Nous passons devant des vergers remplis de pommes.

C’est une joie de laisser derrière soi les laides maisons et leurs parterres de mauvais goût, pour s’enfoncer dans la campagne et la solitude. Nous croisons bien une auto de temps à autre, mais elle disparaît bientôt à la vue et nous allons sur la calme route, bordée d’ormes, de chênes et d’érables ; nous allons sur la route grise qui s’allonge entre les verges d’or et de petites fleurs mauves. Nous cueillons quelques tardives framboises, quelques framboises d’arrière saison, que Dearest trouve délicieuses.

Nous avançons toujours, écoutant la mélopée des fils télégraphiques, au-dessus de nos têtes, au bord du chemin.
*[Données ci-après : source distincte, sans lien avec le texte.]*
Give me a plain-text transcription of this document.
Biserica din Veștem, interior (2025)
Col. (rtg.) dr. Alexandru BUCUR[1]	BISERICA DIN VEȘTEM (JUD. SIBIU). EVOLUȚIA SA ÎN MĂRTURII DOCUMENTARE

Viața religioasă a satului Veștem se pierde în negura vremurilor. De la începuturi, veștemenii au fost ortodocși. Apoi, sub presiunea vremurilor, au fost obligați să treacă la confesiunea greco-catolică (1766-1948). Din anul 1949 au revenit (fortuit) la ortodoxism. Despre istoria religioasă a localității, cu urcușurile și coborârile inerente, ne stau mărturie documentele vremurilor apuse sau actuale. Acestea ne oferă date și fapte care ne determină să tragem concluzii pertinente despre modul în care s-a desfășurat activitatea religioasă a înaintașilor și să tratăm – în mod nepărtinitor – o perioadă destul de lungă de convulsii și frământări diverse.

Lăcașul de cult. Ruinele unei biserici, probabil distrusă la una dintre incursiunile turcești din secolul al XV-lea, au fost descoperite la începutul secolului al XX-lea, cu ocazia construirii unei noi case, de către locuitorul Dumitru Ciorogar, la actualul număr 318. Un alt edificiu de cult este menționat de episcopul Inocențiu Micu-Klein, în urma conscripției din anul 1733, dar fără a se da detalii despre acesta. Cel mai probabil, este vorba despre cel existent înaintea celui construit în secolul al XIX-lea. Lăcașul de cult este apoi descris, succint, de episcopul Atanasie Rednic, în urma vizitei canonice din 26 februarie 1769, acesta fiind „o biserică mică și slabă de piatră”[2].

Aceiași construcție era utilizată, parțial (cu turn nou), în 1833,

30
De chaque côté de nous, ce sont des chaumes, des pacages dans lesquels ruminent paisiblement de grands troupeaux de vaches, des prairies où le trèfle repousse, des carrés de pommes de terre.

Tout à coup, nous apercevons une clôture neuve, prétentieuse et laide, entourant une pièce de sarrasin. Au milieu de l’enclos, se dresse une haute croix noire. C’est le nouveau cimetière. À un bout du terrain, nous distinguons entre les tiges rouges du grain, un amas de terre grise indiquant une tombe. C’est là que repose celui qui portait mon nom, le fermier mort au commencement de l’été. Il est là seul dans ce domaine des trépassés, dormant de l’éternel sommeil, pendant que, dans sa maison et partout ailleurs, la vie continue…

Sur un petit coteau à notre gauche, s’étend un vaste champ de maïs. Soudain, nous voyons s’élever de là un grand vol d’oiseaux. Ils sont cinq cents, huit cents, mille peut-être, une grosse nuée grise qui s’abat sur un orme élevé. Ce n’est qu’une halte d’un moment. Au milieu d’un pépiage, d’un caquetage, comme au départ d’une joyeuse excursion, les oiseaux, comme à un signal, repartent tous ensemble. Nous les regardons venir. Ils vont, au-dessus des fils télégraphiques, au-dessus de nous. À leur passage, nous entendons le léger bruissement de leurs ailes. La nuée grise, vivante, passe au-dessus du cimetière, et s’éloigne, s’en va dans le ciel bleu, au-dessus des champs, des arbres.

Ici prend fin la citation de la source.